Kisruh status Basuki Tjahaja Purnama (Ahok) yang kembali aktif sebagai gubernur DKI Jakarta masih terus bergulir. Tjahjo Kumolo sebagai Menteri Dalam Negeri dituding telah melanggar hukum atas kebijakannya mengaktifkan kembali Ahok.
pinterpolitik.com
JAKARTA – Empat fraksi di DPR pun mengusulkan untuk membentuk panitia khusus (Pansus) Hak Angket yang kemudian dikenal sebagai “Ahok Gate” , keempat fraksi tersebut berasal dari fraksi PKS, fraksi Partai Gerindra, fraksi Partai Demokrat, dan fraksi PAN.
Mereka menilai pengaktifan kembali tersebut cacat yuridis, jika mengacu pada Pasal 83 Undang-undang Nomor 23 Tahun 2014 tentang Pemerintahan Daerah yang isinya menyatakan kalau kepala daerah yang menjadi terdakwa harus diberhentikan sementara.
Walau Ahok sudah didakwa dengan pasal 156 dan 156a Kitab Undang-undang Hukum Pidana (KUHP), tentang penodaan agama dengan ancaman hukuman penjara 5 tahun atau 4 tahun, namun sidangnya masih bergulir dan hakim belum ketuk palu. Itulah yang menjadi alasan Tjahjo Kumolo untuk kembali mengaktifkan Ahok setelah masa cutinya habis.

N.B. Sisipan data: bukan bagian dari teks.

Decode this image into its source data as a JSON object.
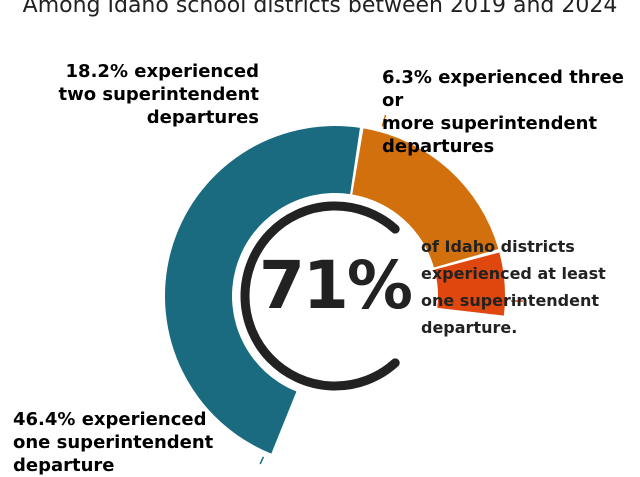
{
  "header": {
    "title": "Among Idaho school districts between 2019 and 2024"
  },
  "chart_data": {
    "type": "pie",
    "title": "Among Idaho school districts between 2019 and 2024",
    "slices": [
      {
        "label": "46.4% experienced one superintendent departure",
        "value": 46.4,
        "color": "#1a6b80"
      },
      {
        "label": "18.2% experienced two superintendent departures",
        "value": 18.2,
        "color": "#d2700e"
      },
      {
        "label": "6.3% experienced three or more superintendent departures",
        "value": 6.3,
        "color": "#e0470e"
      }
    ],
    "center_value": "71%",
    "center_text": "of Idaho districts experienced at least one superintendent departure."
  }
}
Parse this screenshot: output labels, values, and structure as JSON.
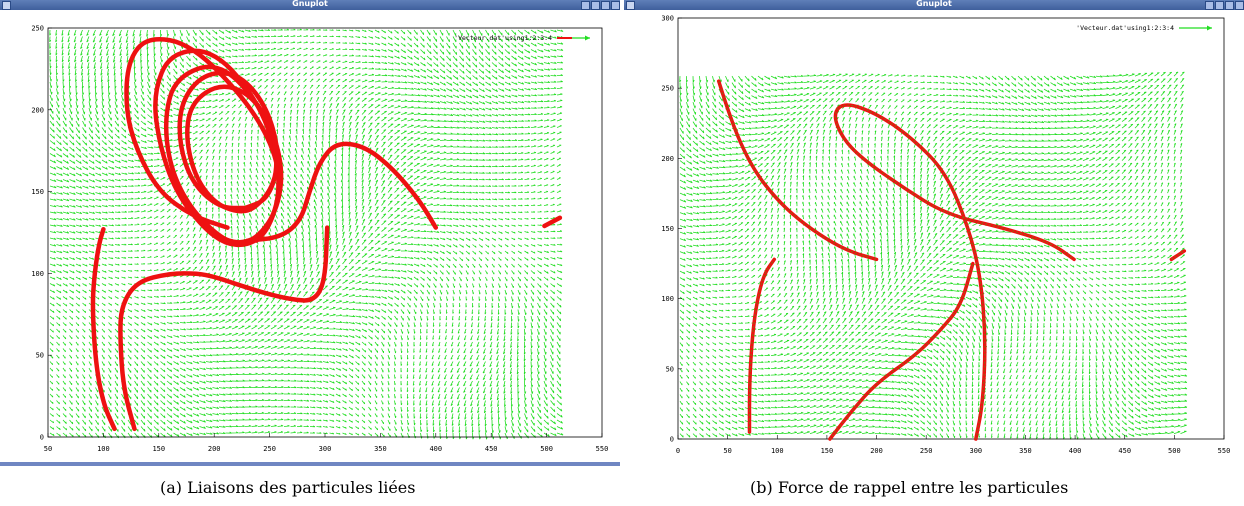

Tuntutan keempat fraksi DPR tersebut pun sepertinya tidak akan bergulir seperti yang diinginkan. Menurut Wakil Sekretaris Jenderal DPP Partai Hanura, Dadang Rusdiana, meski inisiatif itu sudah ditandatangani oleh 93 anggota fraksi, namun upaya itu tetap akan kandas di tengah jalan, karena mayoritas fraksi pendukung pemerintah masih mempunyai hubungan yang solid.
Di sisi lain, Ketua Umum PAN Zulkifli Hasan mengaku tidak sepaham dengan anggota fraksinya di DPR mengenai pengajuan hak angket tersebut dan menyatakan keberatannya. Meski begitu, ia tetap mempersilakan anggotanya bila ada yang ingin menandatangani, sebab hak angket merupakan hak spontanitas setiap anggota dewan.

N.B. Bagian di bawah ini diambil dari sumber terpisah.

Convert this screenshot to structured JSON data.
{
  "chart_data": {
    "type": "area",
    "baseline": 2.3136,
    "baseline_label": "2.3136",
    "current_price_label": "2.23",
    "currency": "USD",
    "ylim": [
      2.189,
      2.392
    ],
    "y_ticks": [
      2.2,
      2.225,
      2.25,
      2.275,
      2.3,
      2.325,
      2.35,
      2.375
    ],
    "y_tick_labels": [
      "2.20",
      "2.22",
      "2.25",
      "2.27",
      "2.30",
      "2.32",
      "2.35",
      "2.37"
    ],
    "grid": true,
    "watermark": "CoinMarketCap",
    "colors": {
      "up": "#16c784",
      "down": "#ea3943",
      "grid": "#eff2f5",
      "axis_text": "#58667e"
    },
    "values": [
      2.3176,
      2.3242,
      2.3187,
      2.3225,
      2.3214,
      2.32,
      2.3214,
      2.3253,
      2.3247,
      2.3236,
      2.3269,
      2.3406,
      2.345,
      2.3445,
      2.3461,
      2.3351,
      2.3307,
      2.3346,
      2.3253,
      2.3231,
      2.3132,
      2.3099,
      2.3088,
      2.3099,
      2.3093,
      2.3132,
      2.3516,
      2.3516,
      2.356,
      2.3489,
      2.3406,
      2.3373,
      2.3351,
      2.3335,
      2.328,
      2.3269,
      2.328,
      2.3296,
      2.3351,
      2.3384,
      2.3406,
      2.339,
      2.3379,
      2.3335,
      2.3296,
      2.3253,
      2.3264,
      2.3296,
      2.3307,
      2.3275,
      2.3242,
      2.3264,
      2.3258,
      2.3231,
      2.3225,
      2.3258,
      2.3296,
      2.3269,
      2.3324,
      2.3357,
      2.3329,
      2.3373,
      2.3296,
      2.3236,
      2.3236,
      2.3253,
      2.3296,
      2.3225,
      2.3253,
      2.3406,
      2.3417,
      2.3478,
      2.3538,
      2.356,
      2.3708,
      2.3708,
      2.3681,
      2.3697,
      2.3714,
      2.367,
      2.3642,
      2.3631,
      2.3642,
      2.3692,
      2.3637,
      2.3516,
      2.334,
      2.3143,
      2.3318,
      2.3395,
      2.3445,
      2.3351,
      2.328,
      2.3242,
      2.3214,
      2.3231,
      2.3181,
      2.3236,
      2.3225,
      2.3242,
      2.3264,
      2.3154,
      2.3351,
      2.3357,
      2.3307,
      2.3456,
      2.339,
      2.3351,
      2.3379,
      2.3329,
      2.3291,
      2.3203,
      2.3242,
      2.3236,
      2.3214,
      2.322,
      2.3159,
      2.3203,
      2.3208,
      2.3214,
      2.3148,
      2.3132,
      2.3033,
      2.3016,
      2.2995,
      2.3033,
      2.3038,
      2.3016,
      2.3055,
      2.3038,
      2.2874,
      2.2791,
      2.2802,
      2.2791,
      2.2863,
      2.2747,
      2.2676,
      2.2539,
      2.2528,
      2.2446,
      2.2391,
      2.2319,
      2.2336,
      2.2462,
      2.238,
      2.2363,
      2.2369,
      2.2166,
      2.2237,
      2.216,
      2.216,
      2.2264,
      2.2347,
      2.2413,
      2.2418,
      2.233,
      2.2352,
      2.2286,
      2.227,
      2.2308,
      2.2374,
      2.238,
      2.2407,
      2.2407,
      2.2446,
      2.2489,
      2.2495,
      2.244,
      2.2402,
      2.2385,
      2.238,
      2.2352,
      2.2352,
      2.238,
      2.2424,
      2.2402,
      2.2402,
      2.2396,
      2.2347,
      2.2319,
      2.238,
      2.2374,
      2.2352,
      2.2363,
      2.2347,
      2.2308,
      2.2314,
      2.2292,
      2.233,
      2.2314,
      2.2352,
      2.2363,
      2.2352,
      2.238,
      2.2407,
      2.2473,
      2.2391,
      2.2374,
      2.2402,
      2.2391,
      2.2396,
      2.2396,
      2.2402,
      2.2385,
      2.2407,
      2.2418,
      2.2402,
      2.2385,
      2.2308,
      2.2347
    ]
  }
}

Melihat tidak ada dukungan yang signifikan dan jumlah fraksi partai pendukung pemerintah di DPR lebih banyak serta lebih solid, membuat para pengusung pembentukan Pansus Hak Angket “Ahok Gate” mulai ragu kalau misinya memberhentikan sementara Ahok bisa sukses.

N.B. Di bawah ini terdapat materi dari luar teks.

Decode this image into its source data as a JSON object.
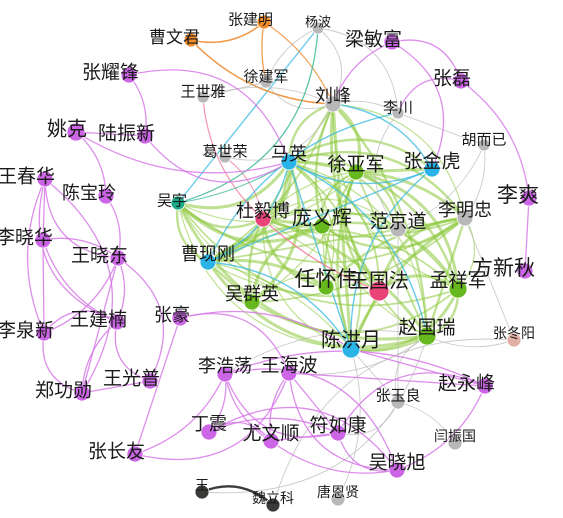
{
  "colors": {
    "purple": "#cc66e6",
    "purple_edge": "#d77ae8",
    "green": "#66b81e",
    "green_edge": "#8cc83c",
    "cyan": "#29b3e6",
    "cyan_edge": "#36b8e2",
    "orange": "#f28c28",
    "orange_edge": "#ee8f35",
    "gray": "#b8b8b8",
    "gray_edge": "#b5b5b5",
    "pink": "#e8447a",
    "pink_edge": "#f0799a",
    "teal": "#1aa886",
    "teal_edge": "#3fb89a",
    "dark": "#3a3a38",
    "salmon": "#e3b0a6"
  },
  "nodes": [
    {
      "id": "caowenjun",
      "label": "曹文君",
      "color": "orange"
    },
    {
      "id": "zhangjianming",
      "label": "张建明",
      "color": "orange"
    },
    {
      "id": "yangbo",
      "label": "杨波",
      "color": "gray"
    },
    {
      "id": "liangminfu",
      "label": "梁敏富",
      "color": "purple"
    },
    {
      "id": "zhangyaofeng",
      "label": "张耀锋",
      "color": "purple"
    },
    {
      "id": "xujianjun",
      "label": "徐建军",
      "color": "gray"
    },
    {
      "id": "wangshiya",
      "label": "王世雅",
      "color": "gray"
    },
    {
      "id": "liufeng",
      "label": "刘峰",
      "color": "gray"
    },
    {
      "id": "zhanglei",
      "label": "张磊",
      "color": "purple"
    },
    {
      "id": "lichuan",
      "label": "李川",
      "color": "gray"
    },
    {
      "id": "yaoke",
      "label": "姚克",
      "color": "purple"
    },
    {
      "id": "luzhenxin",
      "label": "陆振新",
      "color": "purple"
    },
    {
      "id": "huerji",
      "label": "胡而已",
      "color": "gray"
    },
    {
      "id": "geshirong",
      "label": "葛世荣",
      "color": "gray"
    },
    {
      "id": "maying",
      "label": "马英",
      "color": "cyan"
    },
    {
      "id": "xuyajun",
      "label": "徐亚军",
      "color": "green"
    },
    {
      "id": "zhangjinhu",
      "label": "张金虎",
      "color": "cyan"
    },
    {
      "id": "wangchunhua",
      "label": "王春华",
      "color": "purple"
    },
    {
      "id": "chenbaoling",
      "label": "陈宝玲",
      "color": "purple"
    },
    {
      "id": "wuyu",
      "label": "吴宇",
      "color": "teal"
    },
    {
      "id": "lishuang",
      "label": "李爽",
      "color": "purple"
    },
    {
      "id": "duyibo",
      "label": "杜毅博",
      "color": "pink"
    },
    {
      "id": "pangyihui",
      "label": "庞义辉",
      "color": "green"
    },
    {
      "id": "fanjingdao",
      "label": "范京道",
      "color": "gray"
    },
    {
      "id": "limingzhong",
      "label": "李明忠",
      "color": "gray"
    },
    {
      "id": "lixiaohua",
      "label": "李晓华",
      "color": "purple"
    },
    {
      "id": "wangxiaodong",
      "label": "王晓东",
      "color": "purple"
    },
    {
      "id": "caoxiangang",
      "label": "曹现刚",
      "color": "cyan"
    },
    {
      "id": "fangxinqiu",
      "label": "方新秋",
      "color": "purple"
    },
    {
      "id": "renhuaiwei",
      "label": "任怀伟",
      "color": "green"
    },
    {
      "id": "wangguofa",
      "label": "王国法",
      "color": "pink"
    },
    {
      "id": "mengxiangjun",
      "label": "孟祥军",
      "color": "green"
    },
    {
      "id": "wuqunying",
      "label": "吴群英",
      "color": "green"
    },
    {
      "id": "liquanxin",
      "label": "李泉新",
      "color": "purple"
    },
    {
      "id": "wangjiannan",
      "label": "王建楠",
      "color": "purple"
    },
    {
      "id": "zhanghao",
      "label": "张豪",
      "color": "purple"
    },
    {
      "id": "zhaoguorui",
      "label": "赵国瑞",
      "color": "green"
    },
    {
      "id": "zhangdongyang",
      "label": "张冬阳",
      "color": "salmon"
    },
    {
      "id": "chenhongyue",
      "label": "陈洪月",
      "color": "cyan"
    },
    {
      "id": "zhenggonglve",
      "label": "郑功勋",
      "color": "purple"
    },
    {
      "id": "wangguangpu",
      "label": "王光普",
      "color": "purple"
    },
    {
      "id": "lihaodang",
      "label": "李浩荡",
      "color": "purple"
    },
    {
      "id": "wanghaibo",
      "label": "王海波",
      "color": "purple"
    },
    {
      "id": "zhaoyongfeng",
      "label": "赵永峰",
      "color": "purple"
    },
    {
      "id": "zhangyuliang",
      "label": "张玉良",
      "color": "gray"
    },
    {
      "id": "dingzhen",
      "label": "丁震",
      "color": "purple"
    },
    {
      "id": "youwenshun",
      "label": "尤文顺",
      "color": "purple"
    },
    {
      "id": "furukang",
      "label": "符如康",
      "color": "purple"
    },
    {
      "id": "yanzhenguo",
      "label": "闫振国",
      "color": "gray"
    },
    {
      "id": "zhangchangyou",
      "label": "张长友",
      "color": "purple"
    },
    {
      "id": "wuxiaoxu",
      "label": "吴晓旭",
      "color": "purple"
    },
    {
      "id": "wang",
      "label": "王",
      "color": "dark"
    },
    {
      "id": "weilike",
      "label": "魏立科",
      "color": "dark"
    },
    {
      "id": "tangenxian",
      "label": "唐恩贤",
      "color": "gray"
    }
  ]
}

Hak angket memang hak setiap anggota dewan untuk mempertanyakan kebijakan-kebijakan pemerintah yang “kurang dipahami”. Namun ada baiknya, sebelum isunya digulirkan ke pubik, dibicarakan terlebih dahulu dengan seluruh anggota dewan, sehingga tidak menimbulkan kebingungan dalam masyarakat. (Berbagai sumber/A15)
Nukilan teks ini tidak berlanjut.